Our scrambling sense of panic over changing algorithms is best illustrated by comment pods. This summer, the tech media outlined what happened after Instagram shuttered chronological posting. Influencers immediately started gaming the system in comment pods. Digiday’s Shareen Pathak explains how the pods work:

“Groups of up to 30 Instagrammers work with each other to comment on each other’s posts on a daily basis. The idea is to hack Instagram by increasing engagement. Because of the way Instagram’s algorithm works, this leads to Instagram “favoring” pods, which means influencers in pods often appear in the Explore tab, leading to more visibility.”

Content Distribution quote

Creative freelancers see comment pods as a matter of survival. Closed Facebook Groups allow them to learn the ins and outs of joining comment pods and making them a part of their digital strategy. “Many rules govern pod behavior,” says Pathak. “Comments should be at least four or five words. Emojis aren’t good enough.

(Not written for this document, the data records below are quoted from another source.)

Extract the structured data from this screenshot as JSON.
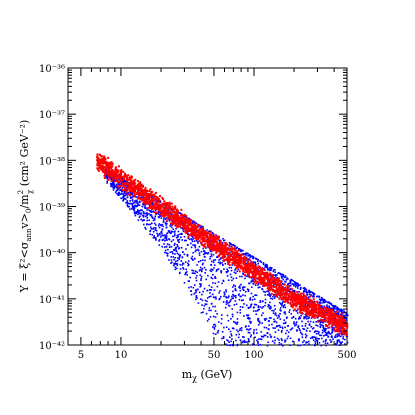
{
  "chart_data": {
    "type": "scatter",
    "title": "",
    "xlabel": "m_χ (GeV)",
    "ylabel": "Υ = ξ²<σ_ann v>₀/m_χ² (cm² GeV⁻²)",
    "x_scale": "log",
    "y_scale": "log",
    "xlim": [
      4,
      500
    ],
    "ylim": [
      1e-42,
      1e-36
    ],
    "x_tick_labels": [
      "5",
      "10",
      "50",
      "100",
      "500"
    ],
    "x_tick_values": [
      5,
      10,
      50,
      100,
      500
    ],
    "y_tick_values": [
      -42,
      -41,
      -40,
      -39,
      -38,
      -37,
      -36
    ],
    "y_tick_labels": [
      "10⁻⁴²",
      "10⁻⁴¹",
      "10⁻⁴⁰",
      "10⁻³⁹",
      "10⁻³⁸",
      "10⁻³⁷",
      "10⁻³⁶"
    ],
    "series": [
      {
        "color": "#0000ff",
        "description_points": [
          [
            8,
            -38.3
          ],
          [
            20,
            -39.2
          ],
          [
            50,
            -40.0
          ],
          [
            100,
            -40.5
          ],
          [
            300,
            -41.2
          ],
          [
            500,
            -41.6
          ]
        ],
        "upper_edge": [
          [
            7,
            -38.1
          ],
          [
            500,
            -41.3
          ]
        ],
        "lower_edge": [
          [
            8,
            -38.5
          ],
          [
            20,
            -39.9
          ],
          [
            40,
            -41.3
          ],
          [
            55,
            -42.0
          ],
          [
            500,
            -42.0
          ]
        ]
      },
      {
        "color": "#ff0000",
        "band_center": [
          [
            6.5,
            -38.0
          ],
          [
            20,
            -39.0
          ],
          [
            50,
            -39.8
          ],
          [
            100,
            -40.4
          ],
          [
            200,
            -41.0
          ],
          [
            500,
            -41.6
          ]
        ],
        "band_width_dex": 0.25
      }
    ]
  },
  "labels": {
    "x_axis_main": "m",
    "x_axis_sub": "χ",
    "x_axis_units": " (GeV)",
    "y_axis_text": "Υ = ξ²<σ",
    "y_axis_sub": "ann",
    "y_axis_rest": "v>",
    "y_axis_sub2": "0",
    "y_axis_end": "/m",
    "y_axis_sup": "2",
    "y_axis_sub3": "χ",
    "y_axis_units": "  (cm² GeV⁻²)"
  }
}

Avoid language that is too generic, like “love it.” Don’t post in the pod — just direct people to your account because a “like” inside a comment thread doesn’t count toward total engagement.” It’s a lot of work.

 

Pathak included a screen grab from the comment section of one of these Facebook Groups, where a food blogger credited her media friends (not engagement from her actual target audience) with artificially boosting her followers.

 

It’s called “engagement farming.” None of this behaviour is new. Remember content farms?

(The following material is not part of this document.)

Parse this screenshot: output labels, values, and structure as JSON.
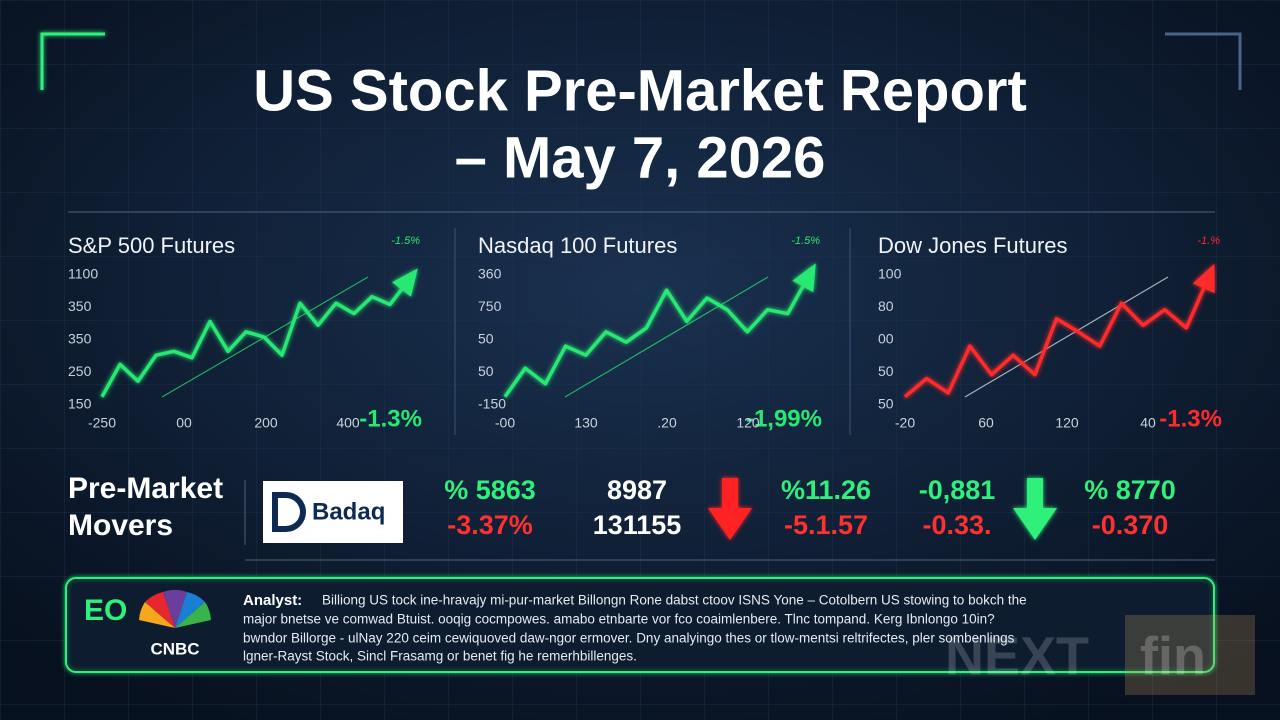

But back to Tina Brown. She has always believed in distribution and spinning-off brands into other media formats. When she was editor of The New Yorker, she said: “I had this fantasy of an extended media laterally: I wanted to do radio, books, TV shows all out of the The New Yorker brand.  And Si Newhouse for all of his wonderfulness, did not get that. That’s where he stumbled. He didn’t understand where we were headed and Condé Nast missed the trick when it came to getting ahead of that curve. I saw it, but probably too early. I sounded nuts [to him]. It was like, “Settle down and do your magazine and go have lunch with Updike.”

Brown left The New Yorker when Harvey Weinstein promised to help make her vision a reality with Talk Magazine. It was a disastrous partnership, and Talk failed after two years.

Today, Brown has returned to telling stories, but not with pictures, captions and words. She’s a big believer in streaming live events.

In 2010, Brown started the Women In the World (#WITW), an annual summit which “convenes women leaders, activists, and change-makers to share stories and offer solutions for a better life for women and girls.” It now operates in association with The New York Times. In this #WITW interview, Brown talks to Prime Minister Justin Trudeau about his feminist agenda.

When Brown looks at the lateral moves of The New Yorker today, she applauds her successor David Remnick for putting as much creative energy into his podcast as he does in print. “They should do more [podcasts]. All of these brands are being rethought against the clock.”